Mason Tvert: Amendment 64 Repeal Effort Being Considered By 'Numerous' Colorado Lawmakers

The backers of Amendment 64 have announced a news conference for Friday morning to denounce what they are saying is an effort by an anti-legalization group's effort to repeal Colorado's recreational marijuana legislation.

Mason Tvert, the former co-director of the campaign behind Amendment 64 and current communications director of the Marijuana Policy Project, states that secretly "numerous Colorado state lawmakers are considering supporting a strategic maneuver to repeal Amendment 64 floated by anti-marijuana group Smart Colorado."

Tvert says that some lawmakers are considering putting this secret measure before Colorado voters on the November 2013 state ballot if voters don't pass a separate measure on marijuana taxes also on this November's ballot.

"We are surprised that legislators are even taking this proposal seriously," said Tvert in a statement. "Placing such a measure on the ballot would amount to extortion of the voters. They will be told that they must vote for whatever taxes the legislators choose in order to prevent the repeal of the constitutional amendment they just approved."

Any repeal effort of Amendment 64 would be a stark challenge for lawmakers since the measure is part of the state constitution and a repeal of it would have to also be constitutional. A two-thirds majority of the House and Senate is needed to place a repeal amendment on the ballot and with less than two weeks left on the legislative calendar this year, it could be nearly impossible to drum up enough support for a repeal.

Tvert says that the the two ballot questions -- the one to establish the new tax rate and the one to repeal A64 if the tax measure fails -- would both be included in the same resolution.

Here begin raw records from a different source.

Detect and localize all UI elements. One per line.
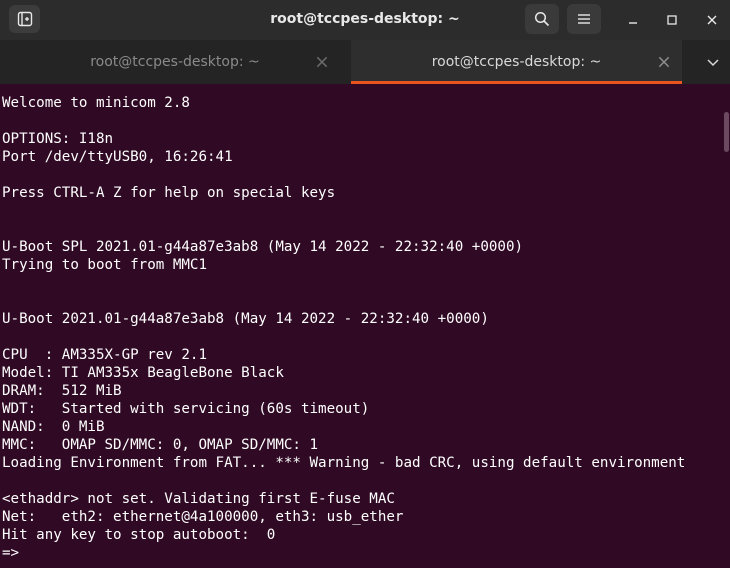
tab-overflow-button[interactable] [700, 50, 726, 74]
terminal-line: Welcome to minicom 2.8 [2, 95, 190, 111]
terminal-line: Loading Environment from FAT... *** Warn… [2, 455, 686, 471]
tab-active[interactable]: root@tccpes-desktop: ~ [351, 40, 682, 84]
terminal-line: Port /dev/ttyUSB0, 16:26:41 [2, 149, 233, 165]
search-button[interactable] [525, 4, 559, 34]
maximize-icon [667, 15, 677, 25]
terminal-line: WDT: Started with servicing (60s timeout… [2, 401, 370, 417]
terminal-line: NAND: 0 MiB [2, 419, 105, 435]
terminal-lines: Welcome to minicom 2.8 OPTIONS: I18n Port … [2, 94, 685, 562]
terminal-line: DRAM: 512 MiB [2, 383, 122, 399]
new-tab-icon [17, 11, 32, 27]
new-tab-button[interactable] [9, 5, 40, 33]
close-button[interactable] [700, 8, 724, 32]
terminal-line: <ethaddr> not set. Validating first E-fu… [2, 491, 395, 507]
terminal-line: Net: eth2: ethernet@4a100000, eth3: usb_… [2, 509, 404, 525]
title-bar: root@tccpes-desktop: ~ [0, 0, 730, 40]
tab-bar: root@tccpes-desktop: ~ root@tccpes-deskt… [0, 40, 730, 84]
close-icon[interactable] [315, 55, 329, 69]
close-icon [707, 15, 717, 25]
search-icon [534, 11, 550, 27]
terminal-line: OPTIONS: I18n [2, 131, 114, 147]
tab-inactive[interactable]: root@tccpes-desktop: ~ [0, 40, 350, 84]
terminal-line: U-Boot 2021.01-g44a87e3ab8 (May 14 2022 … [2, 311, 489, 327]
menu-button[interactable] [567, 4, 601, 34]
scrollbar-thumb[interactable] [724, 112, 729, 152]
tab-label: root@tccpes-desktop: ~ [431, 54, 602, 70]
terminal-output[interactable]: Welcome to minicom 2.8 OPTIONS: I18n Port … [0, 84, 722, 568]
maximize-button[interactable] [660, 8, 684, 32]
chevron-down-icon [707, 59, 719, 67]
terminal-line: U-Boot SPL 2021.01-g44a87e3ab8 (May 14 2… [2, 239, 524, 255]
hamburger-menu-icon [578, 14, 590, 24]
terminal-line: => [2, 545, 20, 561]
terminal-line: MMC: OMAP SD/MMC: 0, OMAP SD/MMC: 1 [2, 437, 319, 453]
terminal-line: Hit any key to stop autoboot: 0 [2, 527, 276, 543]
minimize-button[interactable] [621, 8, 645, 32]
tab-label: root@tccpes-desktop: ~ [90, 54, 260, 70]
terminal-line: Model: TI AM335x BeagleBone Black [2, 365, 284, 381]
minimize-icon [629, 22, 637, 24]
terminal-line: Press CTRL-A Z for help on special keys [2, 185, 336, 201]
terminal-line: CPU : AM335X-GP rev 2.1 [2, 347, 207, 363]
close-icon[interactable] [657, 55, 671, 69]
terminal-line: Trying to boot from MMC1 [2, 257, 207, 273]
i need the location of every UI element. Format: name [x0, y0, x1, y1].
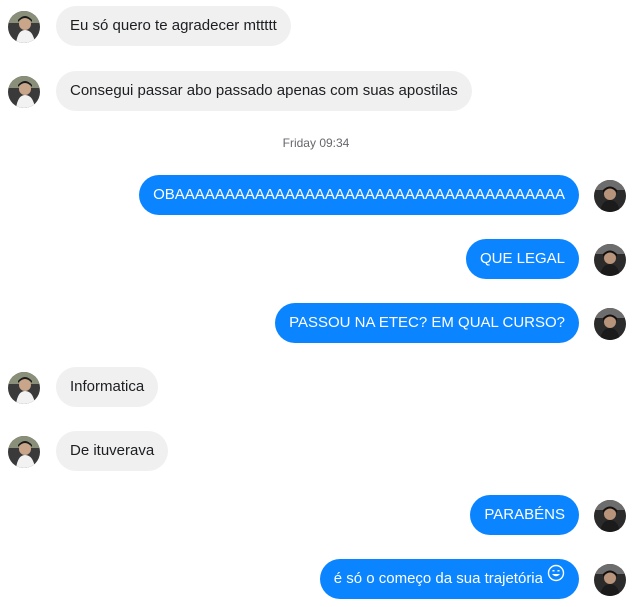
message-row-incoming: De ituverava: [0, 431, 632, 471]
outgoing-message-bubble[interactable]: é só o começo da sua trajetória: [319, 558, 579, 599]
outgoing-message-text: é só o começo da sua trajetória: [333, 570, 543, 587]
message-timestamp: Friday 09:34: [282, 136, 350, 150]
user-avatar[interactable]: [594, 564, 626, 596]
grinning-face-emoji-icon: [547, 558, 565, 598]
user-avatar[interactable]: [594, 500, 626, 532]
outgoing-message-bubble[interactable]: QUE LEGAL: [465, 239, 579, 279]
message-row-incoming: Consegui passar abo passado apenas com s…: [0, 71, 632, 111]
incoming-message-bubble[interactable]: De ituverava: [56, 431, 169, 471]
incoming-message-bubble[interactable]: Informatica: [56, 367, 159, 407]
outgoing-message-bubble[interactable]: PARABÉNS: [470, 495, 579, 535]
incoming-message-bubble[interactable]: Eu só quero te agradecer mttttt: [56, 6, 291, 46]
outgoing-message-bubble[interactable]: OBAAAAAAAAAAAAAAAAAAAAAAAAAAAAAAAAAAAAAA…: [139, 175, 579, 215]
message-row-incoming: Informatica: [0, 367, 632, 407]
message-row-outgoing: QUE LEGAL: [0, 239, 632, 279]
message-row-incoming: Eu só quero te agradecer mttttt: [0, 6, 632, 46]
contact-avatar[interactable]: [8, 76, 40, 108]
contact-avatar[interactable]: [8, 372, 40, 404]
user-avatar[interactable]: [594, 308, 626, 340]
contact-avatar[interactable]: [8, 436, 40, 468]
message-row-outgoing: PASSOU NA ETEC? EM QUAL CURSO?: [0, 303, 632, 343]
outgoing-message-bubble[interactable]: PASSOU NA ETEC? EM QUAL CURSO?: [275, 303, 579, 343]
chat-thread: Eu só quero te agradecer mttttt Consegui…: [0, 0, 632, 607]
incoming-message-bubble[interactable]: Consegui passar abo passado apenas com s…: [56, 71, 472, 111]
message-row-outgoing: PARABÉNS: [0, 495, 632, 535]
message-row-outgoing: é só o começo da sua trajetória: [0, 559, 632, 599]
user-avatar[interactable]: [594, 244, 626, 276]
message-row-outgoing: OBAAAAAAAAAAAAAAAAAAAAAAAAAAAAAAAAAAAAAA…: [0, 175, 632, 215]
user-avatar[interactable]: [594, 180, 626, 212]
contact-avatar[interactable]: [8, 11, 40, 43]
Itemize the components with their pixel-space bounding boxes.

No state lawmakers have spoken publicly about a repeal effort and Smart Colorado could not be reached for comment.

The House Finance Committee passed House Bill 1318 7-6 on Thursday which seeks a 15 percent excise tax and a 15 percent special sales tax on all marijuana purchases in the state.

Colorado voters would be asked to weigh in on the two additional 15 percent tax proposals and The Associated Press's Kristen Wyatt reported that some state lawmakers fear that voters will reject one or both of the tax proposals leaving the state stuck with the tab for enforcing pot sales but without the budget to pay for it.

Amendment 64 states that the first $40 million raised from the 15 percent excise tax would go to to school construction. And although many voters who supported A64 did so because it could raise money for schools, lawmakers are concerned that even fans of that excise tax rate and the use of its revenue could be turned off by a total tax rate that would exceed 30 percent.

Lawmakers' worries about marijuana tax and regulatory bills are understandable. Although HB-1318 passed, it did so narrowly in committee. The same is also true for HB-1317 which lays out the regulatory structure for recreational marijuana sales in the state has barely cleared two committee hearings on 6-5 votes.

However the lawmakers' fears may be unfounded. According to a new poll released today from Public Policy Polling that was provided to The Huffington Post by backers of Amendment 64, 77 percent of Colorado voters would support a 10 percent sales tax in addition to the 15 percent excise tax with only 18 percent saying they were opposed. The survey of 900 registered Colorado voters was conducted by Public Policy Polling from April 15-16.

The 15 percent special sales tax and 15 percent excise tax that is currently being debated by Colorado lawmakers would yield $90.9 million according to a new study by the Colorado Futures Center. In a statement, Amendment 64 backers said that state officials have told them that the cost to the state to enforce recreational marijuana regulations would not be greater than $30 million. Meaning that if lawmakers are really concerned about the current high proposed tax rates (15 percent sales, 15 percent excise) they could feasibly lower the sales tax to 10 percent which would still yield more than $60 million.

"If legislators are concerned that a special sales tax will not pass, they should consider reducing the tax rate to 10% instead of embracing the nuclear option proposed by anti-marijuana advocates," Tvert said in a Friday morning statement.

Smart Colorado, a vocal opponent to marijuana legalization in Colorado, is described on their website:

We are citizens from every county and corner of the state. We have banded together as individuals and organizations to form this nonpartisan, broad-based alliance dedicated to a responsible and reasonable approach to marijuana policy.

Using reputable science and sound principles of public health and safety, we advocate for smart policies that decrease marijuana use and its harm to our people, communities, businesses and healthcare system.

Smart Colorado puts the public’s interests ahead of the interests of the marijuana industry.

Colorado voters passed Amendment 64 last November making the limited sale, possession and growing of marijuana for recreational purposes legal for adults 21 and over. A64 states that adults can possess up to an ounce of pot, can grow as many as six marijuana plants at home (with only three flowering at any given time), but that home-grown marijuana can only be for personal use and cannot be sold, however, adults can gift one another up to an ounce of pot.

Proponents for Amendment 64 plan to hold their news conference at 11:30 a.m. on the west steps of the State Capitol Building.